Tooth sensitivity — also known as dentin hypersensitivity — affects the tooth or exposed root surfaces. This occurs when the enamel that protects our teeth gets thinner, or when gum recession occurs, exposing the underlying surface, the dentin, thus, reducing the protection the enamel and gums provide to the tooth and root. Tooth sensitivity affects up to 57% of the population.

Causes

Possible causes include

  • Tooth decay (cavities)
  • Fractured teeth
  • Worn fillings
  • Gum disease
  • Worn tooth enamel
  • Exposed tooth root

In healthy teeth, a layer of enamel protects the crowns of your teeth—the part above the gum line. Under the gum line a layer called cementum protects the tooth root. Underneath both the enamel and the cementum is dentin.

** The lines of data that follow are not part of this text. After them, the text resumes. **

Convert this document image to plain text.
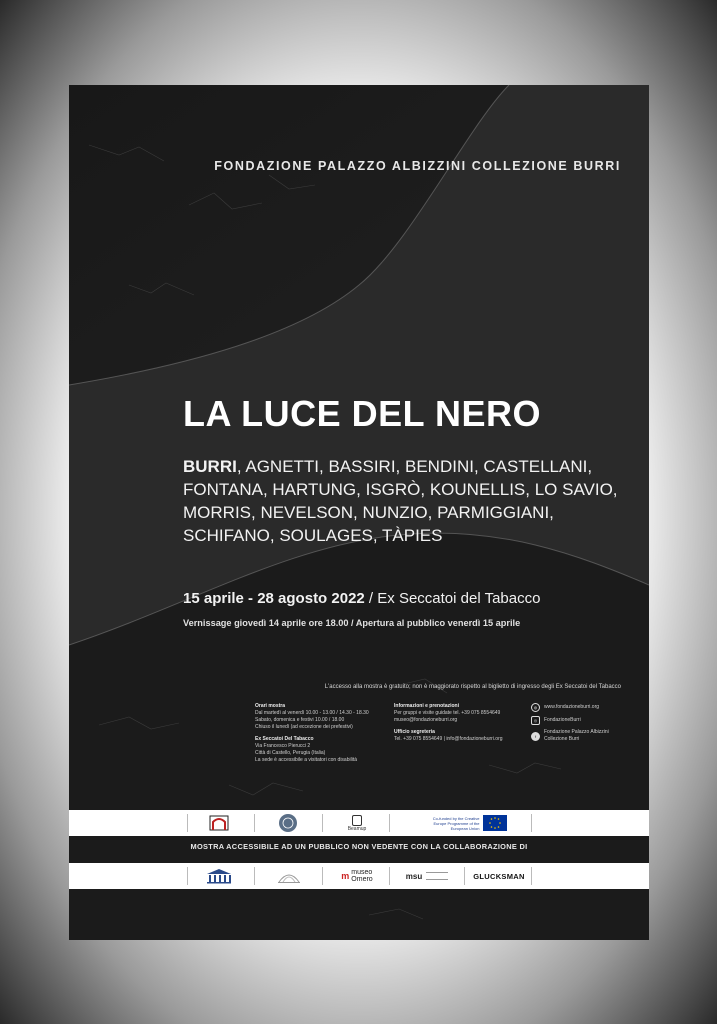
FONDAZIONE PALAZZO ALBIZZINI COLLEZIONE BURRI
LA LUCE DEL NERO
BURRI, AGNETTI, BASSIRI, BENDINI, CASTELLANI, FONTANA, HARTUNG, ISGRÒ, KOUNELLIS, LO SAVIO, MORRIS, NEVELSON, NUNZIO, PARMIGGIANI, SCHIFANO, SOULAGES, TÀPIES
15 aprile - 28 agosto 2022 / Ex Seccatoi del Tabacco
Vernissage giovedì 14 aprile ore 18.00 / Apertura al pubblico venerdì 15 aprile
L'accesso alla mostra è gratuito; non è maggiorato rispetto al biglietto di ingresso degli Ex Seccatoi del Tabacco
Orari mostra
Dal martedì al venerdì 10.00 - 13.00 / 14.30 - 18.30
Sabato, domenica e festivi 10.00 / 18.00
Chiuso il lunedì (ad eccezione dei prefestivi)
Ex Seccatoi Del Tabacco
Via Francesco Pierucci 2
Città di Castello, Perugia (Italia)
La sede è accessibile a visitatori con disabilità
Informazioni e prenotazioni
Per gruppi e visite guidate tel. +39 075 8554649
museo@fondazioneburri.org
Ufficio segreteria
Tel. +39 075 8554649 | info@fondazioneburri.org
◍	www.fondazioneburri.org
◎	FondazioneBurri
f
Fondazione Palazzo Albizzini
Collezione Burri
Beamup
Co-funded by the Creative Europe Programme of the European Union
MOSTRA ACCESSIBILE AD UN PUBBLICO NON VEDENTE CON LA COLLABORAZIONE DI
m museo
Omero	msu	GLUCKSMAN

Dentin is less dense than enamel and cementum and contains microscopic tubules (small hollow tubes or canals). When dentin loses its protective covering of enamel or cementum these tubules allow heat and cold or acidic or sticky foods to reach the nerves and cells inside the tooth. Dentin may also be exposed when gums recede. The result can be hypersensitivity.

Sensitive teeth can be treated. The type of treatment will depend on what is causing the sensitivity. Your dentist may suggest one of a variety of treatments:

Desensitizing toothpaste. This contains compounds that help block transmission of sensation from the tooth surface to the nerve, and usually requires several applications before the sensitivity is reduced.

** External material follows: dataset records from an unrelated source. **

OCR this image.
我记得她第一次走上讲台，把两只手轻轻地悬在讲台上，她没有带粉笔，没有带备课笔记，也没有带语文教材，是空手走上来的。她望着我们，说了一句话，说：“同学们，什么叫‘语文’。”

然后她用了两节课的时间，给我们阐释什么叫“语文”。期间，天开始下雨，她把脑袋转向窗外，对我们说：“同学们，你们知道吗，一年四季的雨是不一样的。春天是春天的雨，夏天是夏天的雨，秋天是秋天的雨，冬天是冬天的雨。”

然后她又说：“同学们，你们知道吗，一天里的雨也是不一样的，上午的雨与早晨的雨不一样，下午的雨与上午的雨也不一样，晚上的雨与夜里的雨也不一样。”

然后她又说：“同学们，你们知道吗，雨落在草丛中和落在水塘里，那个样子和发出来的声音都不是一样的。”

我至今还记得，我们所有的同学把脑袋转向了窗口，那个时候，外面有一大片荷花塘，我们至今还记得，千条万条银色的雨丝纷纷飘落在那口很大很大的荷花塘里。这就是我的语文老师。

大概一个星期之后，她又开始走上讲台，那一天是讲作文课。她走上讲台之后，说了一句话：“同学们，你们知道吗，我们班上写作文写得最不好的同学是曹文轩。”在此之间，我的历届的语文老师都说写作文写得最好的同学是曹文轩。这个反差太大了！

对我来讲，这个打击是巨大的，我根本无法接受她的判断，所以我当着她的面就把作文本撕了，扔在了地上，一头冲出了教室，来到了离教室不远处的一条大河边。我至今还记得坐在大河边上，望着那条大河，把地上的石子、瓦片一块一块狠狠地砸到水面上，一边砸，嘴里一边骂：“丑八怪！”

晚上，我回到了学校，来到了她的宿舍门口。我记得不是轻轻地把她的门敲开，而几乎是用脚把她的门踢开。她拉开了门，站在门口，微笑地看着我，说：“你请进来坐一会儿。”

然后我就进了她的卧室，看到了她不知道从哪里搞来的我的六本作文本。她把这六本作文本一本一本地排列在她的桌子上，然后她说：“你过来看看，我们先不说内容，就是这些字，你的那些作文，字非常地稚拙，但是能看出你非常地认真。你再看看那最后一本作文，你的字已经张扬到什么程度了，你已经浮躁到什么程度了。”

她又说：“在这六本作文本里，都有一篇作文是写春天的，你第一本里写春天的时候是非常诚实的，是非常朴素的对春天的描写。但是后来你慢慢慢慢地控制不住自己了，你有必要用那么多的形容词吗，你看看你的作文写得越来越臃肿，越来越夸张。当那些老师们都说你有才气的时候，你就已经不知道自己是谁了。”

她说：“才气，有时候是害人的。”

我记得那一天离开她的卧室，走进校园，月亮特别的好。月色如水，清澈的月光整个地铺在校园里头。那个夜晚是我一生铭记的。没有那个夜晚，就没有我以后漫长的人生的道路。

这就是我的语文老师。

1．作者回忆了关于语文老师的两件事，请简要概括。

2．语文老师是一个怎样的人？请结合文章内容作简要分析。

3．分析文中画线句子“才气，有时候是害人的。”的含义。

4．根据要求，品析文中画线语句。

Fluoride gel. An in-office technique which strengthens tooth enamel and reduces the transmission of sensations.

A crown, inlay or bonding. These may be used to correct a flaw or decay that results in sensitivity.

Surgical gum graft. If gum tissue has been lost from the root, this will protect the root and reduce sensitivity.

Root canal. If sensitivity is severe and persistent and cannot be treated by other means, your dentist may recommend this treatment to eliminate the problem.

Proper oral hygiene is the key to preventing sensitive-tooth pain. Ask your dentist if you have any questions about your daily oral hygiene routine or concerns about tooth sensitivity.